Justice Pariente noted that the Daubert Amendment has been deemed procedural for purposes of retroactive application, and asked Defendant R.J. Reynolds how the same statute could then be deemed substantive for purposes of separation of powers. Mr. Scherker responded that, under Florida precedent, whether a statute is substantive or procedural depends on the context in which the issue is raised, and that it cannot be the case that a statute deemed procedural for purposes of retroactivity is automatically also deemed an unconstitutional violation of separation of powers. Mr. Scherker argued that section 90.702 of the Florida Evidence Code, which sets out the standard for admission of expert testimony, has been substantive in part and procedural in part since its adoption in 1976 and in its current form as amended in 2013. He urged that the 2013 amendment to the statute is substantive, and therefore constitutional, because it changed the standard for evaluating what constitutes “junk science” that should be excluded.

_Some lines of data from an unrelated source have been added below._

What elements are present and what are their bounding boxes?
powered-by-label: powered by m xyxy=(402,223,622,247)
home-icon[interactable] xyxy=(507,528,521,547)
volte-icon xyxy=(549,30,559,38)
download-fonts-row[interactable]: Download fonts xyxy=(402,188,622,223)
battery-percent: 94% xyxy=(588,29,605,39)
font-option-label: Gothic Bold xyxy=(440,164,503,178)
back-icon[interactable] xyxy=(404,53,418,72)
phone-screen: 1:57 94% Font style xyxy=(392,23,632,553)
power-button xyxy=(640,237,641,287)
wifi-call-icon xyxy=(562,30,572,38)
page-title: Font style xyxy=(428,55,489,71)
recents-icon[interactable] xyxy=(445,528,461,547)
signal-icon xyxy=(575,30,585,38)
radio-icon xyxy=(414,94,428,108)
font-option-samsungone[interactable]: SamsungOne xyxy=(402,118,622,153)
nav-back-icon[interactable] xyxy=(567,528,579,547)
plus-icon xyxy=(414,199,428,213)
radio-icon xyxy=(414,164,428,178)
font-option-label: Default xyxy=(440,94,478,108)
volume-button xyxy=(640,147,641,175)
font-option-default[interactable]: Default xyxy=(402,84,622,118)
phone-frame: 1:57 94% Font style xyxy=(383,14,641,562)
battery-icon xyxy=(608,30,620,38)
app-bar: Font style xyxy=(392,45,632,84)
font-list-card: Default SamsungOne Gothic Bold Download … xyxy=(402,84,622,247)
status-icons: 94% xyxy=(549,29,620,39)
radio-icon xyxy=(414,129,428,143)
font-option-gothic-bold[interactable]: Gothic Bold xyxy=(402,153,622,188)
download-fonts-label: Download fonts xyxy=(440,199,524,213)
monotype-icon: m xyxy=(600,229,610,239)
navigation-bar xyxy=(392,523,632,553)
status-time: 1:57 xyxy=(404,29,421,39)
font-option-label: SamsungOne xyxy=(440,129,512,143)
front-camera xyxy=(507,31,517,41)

Three of the justices expressed concern about the impact of Daubert on litigants and the court system. Justice Quince asked the Plaintiff about the impact of increased hearings on motions to exclude experts under Daubert, which the Plaintiff argued were overburdening the court system. Justice Pariente asked the Defendants whether the Daubert standard tends to usurp the jury’s role as trier of fact in evaluating expert testimony. Justices Pariente and Lewis also questioned the Defendants about the practical implications of Daubert for plaintiffs attempting to prove that their injury was caused by exposure to a defendant’s toxic substance over a period of several years through several different products. The Plaintiff here contracted mesothelioma after long-term exposure to asbestos from several different products. Justice Lewis noted that there are not going to be human experiments in such cases to support causation, and questioned if there is an unreasonable burden on plaintiffs to quantify their exposure.

The Court did not hear argument from any of the several amici curiae that filed briefs in the case. The Attorney General for the State of Florida filed a brief in support of the Defendants, and had requested leave to participate in oral argument, which was denied.

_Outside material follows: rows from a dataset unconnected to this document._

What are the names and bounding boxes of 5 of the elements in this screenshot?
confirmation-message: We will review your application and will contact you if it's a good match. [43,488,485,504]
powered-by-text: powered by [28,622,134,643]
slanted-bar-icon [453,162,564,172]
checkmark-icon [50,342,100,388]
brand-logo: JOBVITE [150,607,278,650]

The Supreme Court is anticipated to issue its decision in the coming months, which promises to resolve the current uncertainty about the continued viability of Daubert in Florida. If the Justices remain consistent with their positions in the February 2017 rules decision, which declined to adopt Daubert to the extent it is procedural, and their decision to accept discretionary-review jurisdiction in DeLisle, it is anticipated that Justices Labarga, Pariente, Lewis, and Quince will form a majority to reject the Daubert standard. As highlighted in the oral argument in DeLisle, there remains a possibility that the Court will rule on other grounds (e.g., affirming on the basis that the Defendants would prevail even under Frye) and delay resolution of whether Daubert or Frye will be the standard in Florida going forward.

Until the issue is resolved, litigants are well advised to seek rulings on the admissibility of expert testimony under both Daubert and Frye. Some trial judges in fact are requiring that any hearings on motions to exclude expert testimony proceed under both standards. This approach will help preserve issues for appeal and guard against the possibility of having to re-litigate these matters once there is a definitive ruling from the Supreme Court on the standard for the admissibility of expert testimony going forward.


[1] Most litigants and attorneys would likely disagree that there is only minimal difference between Daubert and Frye. However, from R.J. Reynolds’ perspective in the context of this asbestos exposure case, there may not be a significant difference between the two standards.